2 réflexions au sujet de « Le social a besoin de professionnels compétents ! »

  1. Francis LETELLIER

    Si je comprends bien votre situation actuelle : vos chefs ne sont pas compétents, les équipes sont divisées… à cause de l’incompétence des cadres ; ceux de vos collègues diplômés par la VAE ne sont pas compétents, et vos jeunes collègues sont muets… par crainte de l’encadrement, ou par manque d’assurance. Quel isolement ! Et si j’ai bien calculé, vous n’êtes qu’à la moitié (20 ans) de votre vie professionnelle…
    Essayons d’élargir le regard :
    – Etait-ce vraiment mieux « avant », quand le pourcentage de faisant-fonction et de non-diplômés était élevé ?
    – « Avant », nombre de ces « faisant-fonction » cherchaient tout simplement un travail, au même titre que des étudiants actuels
    – Le secteur s’ouvre à des personnes (cadres et non-cadres) qui viennent de leur plein gré, après VAE et ou formation, vers une activité sociale ou médicosociale, pour y trouver du sens.
    Quand vous mettez en cause la compétence des cadres au regard des décisions qu’ils prennent, au fond vous exprimez votre désaccord sur les décisions qu’ils prennent. Il y a mille et une raisons pour être en désaccord avec une décision: les valeurs et priorités sur lesquelles se fonde cette décision, la vision du « bien de l’usager », mais aussi de l’institution. Sans parler du processus préalable d’élaboration, de communication et de mise en œuvre de ladite décision. Bref ce n’est pas qu’une histoire de compétences !
    Et si vous êtes en désaccord avec les décisions ou les pratiques (professionnelles ou relationnelles) de vos collègues, après 20 ans de travail social, vous avez certainement l’expérience et le savoir-faire pour aborder ces différends de façon directe et néanmoins constructive.
    Et si vraiment « seul celui qui a la compétence fait autorité », et que vous avez, par votre formation et votre expérience, la compétence, alors vous avez une carte à jouer pour ouvrir le cercle dans lequel vous semblez perdre le sens qui vous motivait.
    Mais, vous le savez ( cf vos cours de psychosociologie d’il y a 20 ans), l’autorité n’est pas qu’une affaire de compétence… Une question à creuser peut-être lors d’une future formation… de cadre ? Une façon (parmi beaucoup d’autres) de donner un sens aux 20 prochaines années…
    Bien cordialement
    Francis LETELLIER

  2. Daboudet Elodie

    Cela fait plus de 3 ans que j’exerce dans le domaine.
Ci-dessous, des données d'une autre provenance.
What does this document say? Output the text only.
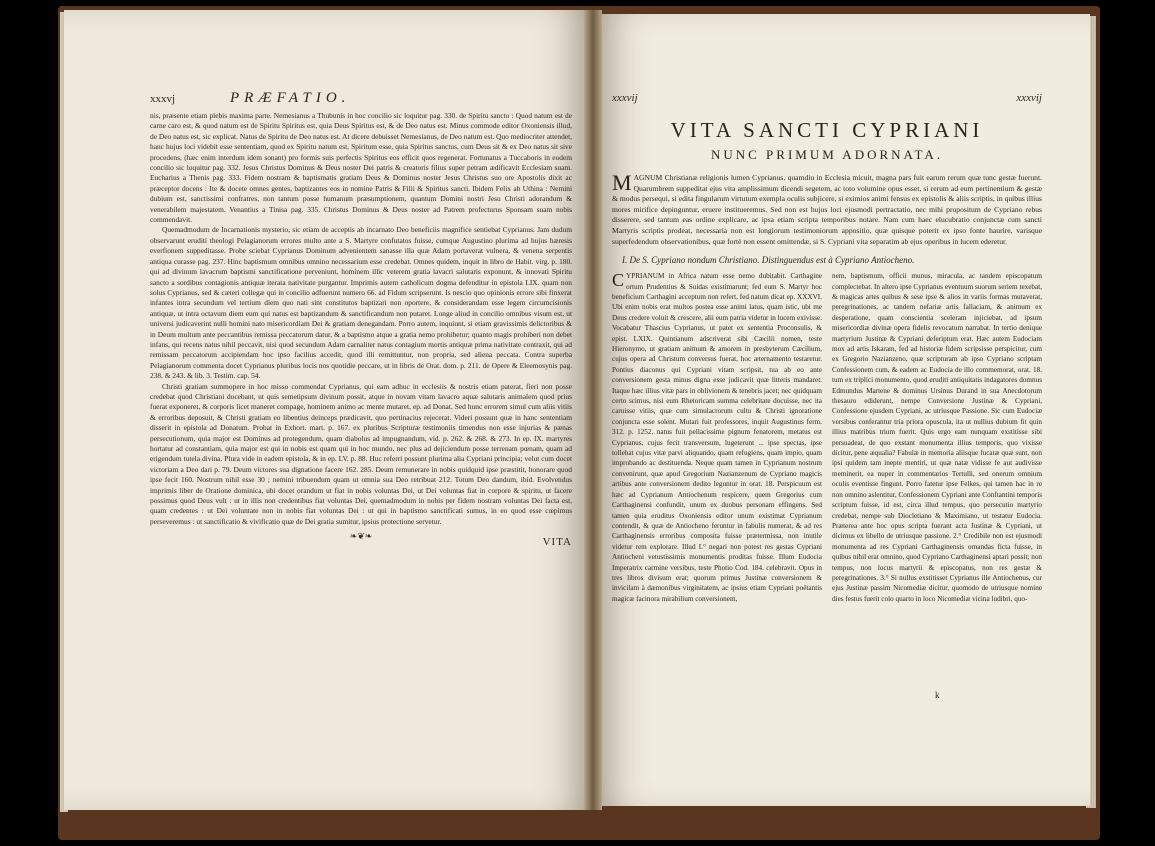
xxxvj	PRÆFATIO.

nis, præsente etiam plebis maxima parte. Nemesianus a Thubunis in hoc concilio sic loquitur pag. 330. de Spiritu sancto : Quod natum est de carne caro est, & quod natum est de Spiritu Spiritus est, quia Deus Spiritus est, & de Deo natus est. Minus commode editor Oxoniensis illud, de Deo natus est, sic explicat. Natus de Spiritu de Deo natus est. At dicere debuisset Nemesianus, de Deo natum est. Quo mediocriter attendet, hanc hujus loci videbit esse sententiam, quod ex Spiritu natum est, Spiritum esse, quia Spiritus sanctus, cum Deus sit & ex Deo natus sit sive procedens, (hæc enim interdum idem sonant) pro formis suis perfectis Spiritus eos efficit quos regenerat. Fortunatus a Tuccaboris in eodem concilio sic loquitur pag. 332. Jesus Christus Dominus & Deus noster Dei patris & creatoris filius super petram ædificavit Ecclesiam suam. Eucharius a Thenis pag. 333. Fidem nostram & baptismatis gratiam Deus & Dominus noster Jesus Christus suo ore Apostolis dixit ac præceptor docens : Ite & docete omnes gentes, baptizantes eos in nomine Patris & Filii & Spiritus sancti. Ibidem Felix ab Uthina : Nemini dubium est, sanctissimi confratres, non tantum posse humanum præsumptionem, quantum Domini nostri Jesu Christi adorandum & venerabilem majestatem. Venantius a Tinisa pag. 335. Christus Dominus & Deus noster ad Patrem profecturus Sponsam suam nobis commendavit.

Quemadmodum de Incarnationis mysterio, sic etiam de acceptis ab incarnato Deo beneficiis magnifice sentiebat Cyprianus. Jam dudum observarunt eruditi theologi Pelagianorum errores multo ante a S. Martyre confutatos fuisse, cumque Augustino plurima ad hujus hæresis everfionem suppeditasse. Probe sciebat Cyprianus Dominum advenientem sanasse illa quæ Adam portaverat vulnera, & venena serpentis antiqua curasse pag. 237. Hinc baptismum omnibus omnino necessarium esse credebat. Omnes quidem, inquit in libro de Habit. virg. p. 180. qui ad divinum lavacrum baptismi sanctificatione perveniunt, hominem illic veterem gratia lavacri salutaris exponunt, & innovati Spiritu sancto a sordibus contagionis antiquæ iterata nativitate purgantur. Imprimis autem catholicum dogma defenditur in epistola LIX. quam non solus Cyprianus, sed & cæteri collegæ qui in concilio adfuerunt numero 66. ad Fidum scripserunt. Is nescio quo opinionis errore sibi finxerat infantes intra secundum vel tertium diem quo nati sint constitutos baptizari non oportere, & considerandam esse legem circumcisionis antiquæ, ut intra octavum diem eum qui natus est baptizandum & sanctificandum non putaret. Longe aliud in concilio omnibus visum est, ut universi judicaverint nulli homini nato misericordiam Dei & gratiam denegandam. Porro autem, inquiunt, si etiam gravissimis delictoribus & in Deum multum ante peccantibus remissa peccatorum datur, & a baptismo atque a gratia nemo prohibetur; quanto magis prohiberi non debet infans, qui recens natus nihil peccavit, nisi quod secundum Adam carnaliter natus contagium mortis antiquæ prima nativitate contraxit, qui ad remissam peccatorum accipiendam hoc ipso facilius accedit, quod illi remittuntur, non propria, sed aliena peccata. Contra superba Pelagianorum commenta docet Cyprianus pluribus locis nos quotidie peccare, ut in libris de Orat. dom. p. 211. de Opere & Eleemosynis pag. 238. & 243. & lib. 3. Testim. cap. 54.

Christi gratiam summopere in hoc misso commendat Cyprianus, qui eam adhuc in ecclesiis & nostris etiam paterat, fieri non posse credebat quod Christiani docebant, ut quis semetipsum divinum possit, atque in novam vitam lavacro aquæ salutaris animalem quod prius fuerat exponeret, & corporis licet maneret compage, hominem animo ac mente mutaret, ep. ad Donat. Sed hunc errorem simul cum aliis vitiis & erroribus deposuit, & Christi gratiam eo libentius deinceps prædicavit, quo pertinacius rejecerat. Videri possunt quæ in hanc sententiam disserit in epistola ad Donatum. Probat in Exhort. mart. p. 167. ex pluribus Scripturæ testimoniis timendus non esse injurias & pænas persecutionum, quia major est Dominus ad protegendum, quam diabolus ad impugnandum, vid. p. 262. & 268. & 273. In ep. IX. martyres hortatur ad constantiam, quia major est qui in nobis est quam qui in hoc mundo, nec plus ad dejiciendum posse terrenam pœnam, quam ad erigendum tutela divina. Plura vide in eadem epistola, & in ep. LV. p. 88. Huc referri possunt plurima alia Cypriani principia; velut cum docet victoriam a Deo dari p. 79. Deum victores sua dignatione facere 162. 285. Deum remunerare in nobis quidquid ipse præstitit, honorare quod ipse fecit 160. Nostrum nihil esse 30 ; nemini tribuendum quam ut omnia sua Deo retribuat 212. Totum Deo dandum, ibid. Evolvendus imprimis liber de Oratione dominica, ubi docet orandum ut fiat in nobis voluntas Dei, ut Dei voluntas fiat in corpore & spiritu, ut facere possimus quod Deus vult : ut in illis non credentibus fiat voluntas Dei, quemadmodum in nobis per fidem nostram voluntas Dei facta est, quam credentes : ut Dei voluntate non in nobis fiat voluntas Dei : ut qui in baptismo sanctificati sumus, in eo quod esse cœpimus perseveremus : ut sanctificatio & vivificatio quæ de Dei gratia sumitur, ipsius protectione servetur.

❧❦❧	VITA
xxxvij	xxxvij
VITA SANCTI CYPRIANI
NUNC PRIMUM ADORNATA.
M AGNUM Christianæ religionis lumen Cyprianus, quamdiu in Ecclesia micuit, magna pars fuit earum rerum quæ tunc gestæ fuerunt. Quarumbrem suppeditat ejus vita amplissimum dicendi segetem, ac toto volumine opus esset, si rerum ad eum pertinentium & gestæ & modus persequi, si edita fingularum virtutum exempla oculis subjicere, si eximios animi fensus ex epistolis & aliis scriptis, in quibus illius mores mirifice depinguntur, eruere institueremus. Sed non est hujus loci ejusmodi pertractatio, nec mihi propositum de Cypriano rebus disserere, sed tantum eas ordine explicare, ac ipsa etiam scripta temporibus notare. Nam cum haec elucubratio conjunctæ cum sancti Martyris scriptis prodeat, necessaria non est longiorum testimoniorum appositio, quæ quisque poterit ex ipso fonte haurire, varisque superfedendum observationibus, quæ fortè non essent omittendæ, si S. Cypriani vita separatim ab ejus operibus in lucem ederetur.
I. De S. Cypriano nondum Christiano. Distinguendus est à Cypriano Antiocheno.
C YPRIANUM in Africa natum esse nemo dubitabit. Carthagine ortum Prudentius & Suidas existimarunt; fed eum S. Martyr hoc beneficium Carthagini acceptum non refert, fed natum dicat ep. XXXVI. Ubi enim nobis erat multos postea esse animi latus, quam istic, ubi me Deus credere voluit & crescere, alii eum patria videtur in lucem exivisse. Vocabatur Thascius Cyprianus, ut patet ex sententia Proconsulis, & epist. LXIX. Quintianum adscriverat sibi Cæcilii nomen, teste Hieronymo, ut gratiam animum & amorem in presbyterum Cæcilium, cujus opera ad Christum conversus fuerat, hoc æternamento testaretur. Pontius diaconus qui Cypriani vitam scripsit, tua ab eo ante conversionem gesta minus digna esse judicavit quæ litteris mandaret. Itaque hæc illius vitæ pars in oblivionem & tenebris jacet; nec quidquam certo scimus, nisi eum Rhetoricam summa celebritate docuisse, nec ita caruisse vitiis, quæ cum simulacrorum cultu & Christi ignoratione conjuncta esse solent. Mutari fuit professores, inquit Augustinus ferm. 312. p. 1252. natus fuit pellacissime pignum fenatorem, metatus est Cyprianus, cujus fecit transversum, lugeterunt ... ipse spectas, ipse tollebat cujus vitæ parvi aliquando, quam refugiens, quam impio, quam improbando ac destituenda. Neque quam tamen in Cyprianum nostrum convenirunt, quæ apud Gregorium Nazianzenum de Cypriano magicis artibus ante conversionem dedito leguntur in orat. 18. Perspicuum est hæc ad Cyprianum Antiochenum respicere, quem Gregorius cum Carthaginensi confundit, unum ex duobus personam effingens. Sed tamen quia eruditus Oxoniensis editor unum existimat Cyprianum contendit, & quæ de Antiocheno feruntur in fabulis numerat, & ad res Carthaginensis erroribus composita fuisse prætermissa, non inutile videtur rem explorare. Illud I.° negari non potest res gestas Cypriani Antiocheni vetustissimis monumentis proditas fuisse. Illum Eudocia Imperatrix carmine versibus, teste Photio Cod. 184. celebravit. Opus in tres libros divisum erat; quorum primus Justinæ conversionem & invicilam à dæmonibus virginitatem, ac ipsius etiam Cypriani poëtantis magicæ facinora mirabilium conversionem,
nem, baptismum, officii munus, miracula, ac tandem episcopatum complectebat. In altero ipse Cyprianus eventuum suorum seriem texebat, & magicas artes quibus & sese ipse & alios in variis formas mutaverat, peregrinationes, ac tandem nefariæ artis fallaciam, & animum ex desperatione, quam conscientia sceleram injiciebat, ad ipsum misericordiæ divinæ opera fidelis revocatum narrabat. In tertio denique martyrium Justinæ & Cypriani deferiptum erat. Hæc autem Eudociam mox ad artis Iskaram, fed ad historiæ fidem scripsisse perspicitur, cum ex Gregorio Nazianzeno, quæ scripturam ab ipso Cypriano scriptam Confessionem cum, & eadem ac Eudocia de illo commemorat, orat. 18. tum ex triplici monumento, quod eruditi antiquitatis indagatores domnus Edmundus Martene & dominus Ursinus Durand in sua Anecdotorum thesauro ediderunt, nempe Conversione Justinæ & Cypriani, Confessione ejusdem Cypriani, ac utriusque Passione. Sic cum Eudociæ versibus conferantur tria priora opuscula, ita ut nullius dubium fit quin illius matribus trium fuerit. Quis ergo eam nunquam exstitisse sibi persuadeat, de quo exstant monumenta illius temporis, quo vixisse dicitur, pene æqualia? Fabulæ in memoria aliisque fucatæ quæ sunt, non ipsi quidem tam inepte mentiri, ut quæ natæ vidisse fe aut audivisse meminerit, ea nuper in commentarios Tertulli, sed onerum omnium oculis eventisse fingunt. Porro fatetur ipse Felkes, qui tamen hac in re non omnino aslentitur, Confessionem Cypriani ante Conftantini temporis scriptum fuisse, id est, circa illud tempus, quo persecutio martyrio credebat, nempe sub Diocletiano & Maximiano, ut testatur Eudocia. Præterea ante hoc opus scripta fuerant acta Justinæ & Cypriani, ut dicimus ex libello de utriusque passione. 2.° Credibile non est ejusmodi monumenta ad res Cypriani Carthaginensis ornandas ficta fuisse, in quibus nihil erat omnino, quod Cypriano Carthaginensi aptari possit; non tempus, non locus martyrii & episcopatus, non res gestæ & peregrinationes. 3.° Si nullus exstitisset Cyprianus ille Antiochenus, cur ejus Justinæ passim Nicomediæ dicitur, quomodo de utriusque nomine dies festus fuerit colo quarto in loco Nicomediæ vicina ludibri, quo-
k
Autant dire que je suis au tout début de ma « carrière ». Et pourtant, après avoir passé 3 ans en foyer de vie, j’ai fait le même constat. Une équipe de 12 professionnels dirigés par un chef de service recruté 6 mois avant moi et n’ayant aucune formation valable dans le domaine médico-social. Petit à petit, son manque de connaissance du public, des notions de gestion d’une équipe et de prises de position a fait défaut. Le plus flagrant étant son ignorance du terrain. Minimisant le quotidien du public accueilli et notre investissement. Un an après son embauche, il commence une formation CAFERUIS. Je suis tout à fait d’accord sur la notion de « gestionnaires en management », car cela a vraiment été mon ressenti.
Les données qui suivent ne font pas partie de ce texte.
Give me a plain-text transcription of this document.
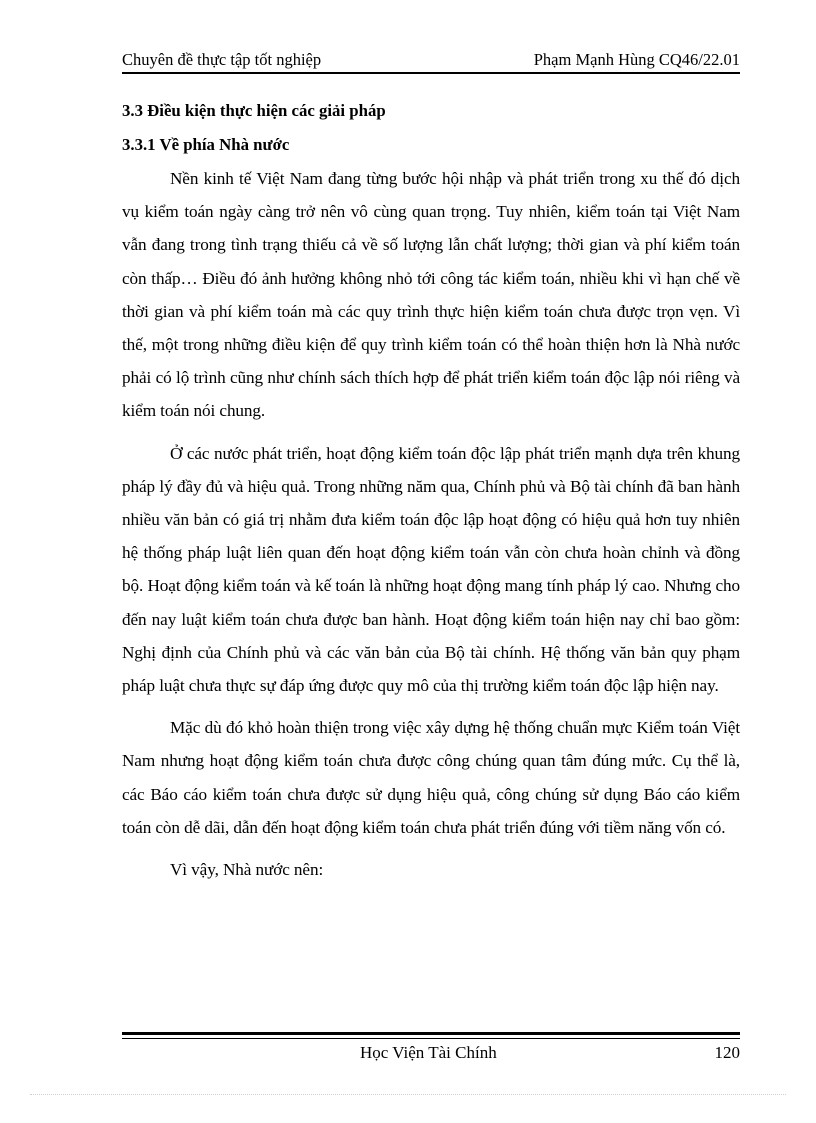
Chuyên đề thực tập tốt nghiệp	Phạm Mạnh Hùng CQ46/22.01

3.3 Điều kiện thực hiện các giải pháp

3.3.1 Về phía Nhà nước

Nền kinh tế Việt Nam đang từng bước hội nhập và phát triển trong xu thế đó dịch vụ kiểm toán ngày càng trở nên vô cùng quan trọng. Tuy nhiên, kiểm toán tại Việt Nam vẫn đang trong tình trạng thiếu cả về số lượng lẫn chất lượng; thời gian và phí kiểm toán còn thấp… Điều đó ảnh hưởng không nhỏ tới công tác kiểm toán, nhiều khi vì hạn chế về thời gian và phí kiểm toán mà các quy trình thực hiện kiểm toán chưa được trọn vẹn. Vì thế, một trong những điều kiện để quy trình kiểm toán có thể hoàn thiện hơn là Nhà nước phải có lộ trình cũng như chính sách thích hợp để phát triển kiểm toán độc lập nói riêng và kiểm toán nói chung.

Ở các nước phát triển, hoạt động kiểm toán độc lập phát triển mạnh dựa trên khung pháp lý đầy đủ và hiệu quả. Trong những năm qua, Chính phủ và Bộ tài chính đã ban hành nhiều văn bản có giá trị nhằm đưa kiểm toán độc lập hoạt động có hiệu quả hơn tuy nhiên hệ thống pháp luật liên quan đến hoạt động kiểm toán vẫn còn chưa hoàn chỉnh và đồng bộ. Hoạt động kiểm toán và kế toán là những hoạt động mang tính pháp lý cao. Nhưng cho đến nay luật kiểm toán chưa được ban hành. Hoạt động kiểm toán hiện nay chỉ bao gồm: Nghị định của Chính phủ và các văn bản của Bộ tài chính. Hệ thống văn bản quy phạm pháp luật chưa thực sự đáp ứng được quy mô của thị trường kiểm toán độc lập hiện nay.

Mặc dù đó khỏ hoàn thiện trong việc xây dựng hệ thống chuẩn mực Kiểm toán Việt Nam nhưng hoạt động kiểm toán chưa được công chúng quan tâm đúng mức. Cụ thể là, các Báo cáo kiểm toán chưa được sử dụng hiệu quả, công chúng sử dụng Báo cáo kiểm toán còn dễ dãi, dẫn đến hoạt động kiểm toán chưa phát triển đúng với tiềm năng vốn có.

Vì vậy, Nhà nước nên:

Học Viện Tài Chính	120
    Au fil du temps, j’ai observé une lassitude et un acharnement au travail (afin de rattraper nombres d’erreurs de la direction) de certains membres de mon équipe et enfin beaucoup de départs de salariés. Ces mêmes salariés remplacés par des personnes ayant un master de musique ou encore une formation en maintenance de piscine, répertoriées sur leur fiche de paie comme « Animateurs 1re catégorie ». Qui forme ces personnes ? L’équipe au quotidien, sur le terrain.
    En 3 ans, nous avons subi cette incompétence en plus de notre propre travail d’accompagnant, devant même parfois nous excuser auprès des familles des dysfonctionnements.
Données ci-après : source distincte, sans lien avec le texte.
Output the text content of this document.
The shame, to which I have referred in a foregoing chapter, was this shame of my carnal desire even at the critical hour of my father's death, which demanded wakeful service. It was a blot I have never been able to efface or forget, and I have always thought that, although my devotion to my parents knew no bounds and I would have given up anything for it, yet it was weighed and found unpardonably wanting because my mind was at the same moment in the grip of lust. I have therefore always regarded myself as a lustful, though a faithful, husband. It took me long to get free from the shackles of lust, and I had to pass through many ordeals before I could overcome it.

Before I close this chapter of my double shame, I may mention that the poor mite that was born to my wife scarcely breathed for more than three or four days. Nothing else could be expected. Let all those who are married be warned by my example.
    J’ai quitté cet établissement en partie pour toutes ses raisons, mais c’est difficile pour moi de laisser derrière des collègues épuisés. J’ai un peu sauvé ma peau. Je suis en début de carrière et j’ai déjà connu l’épuisement professionnel…
    Ce constat est d’autant plus difficile qu’aujourd’hui mes candidatures sont refusées, car mon diplôme est inconnu dans le secteur du handicap. Je suis technicienne de l’intervention sociale et familiale et je dois débuter une VAE ME (donc de même niveau) pour rendre mes 3 ans d’expérience auprès de personnes handicapées valables ! (donc je pense que dans certains cas la VAE peut être utile).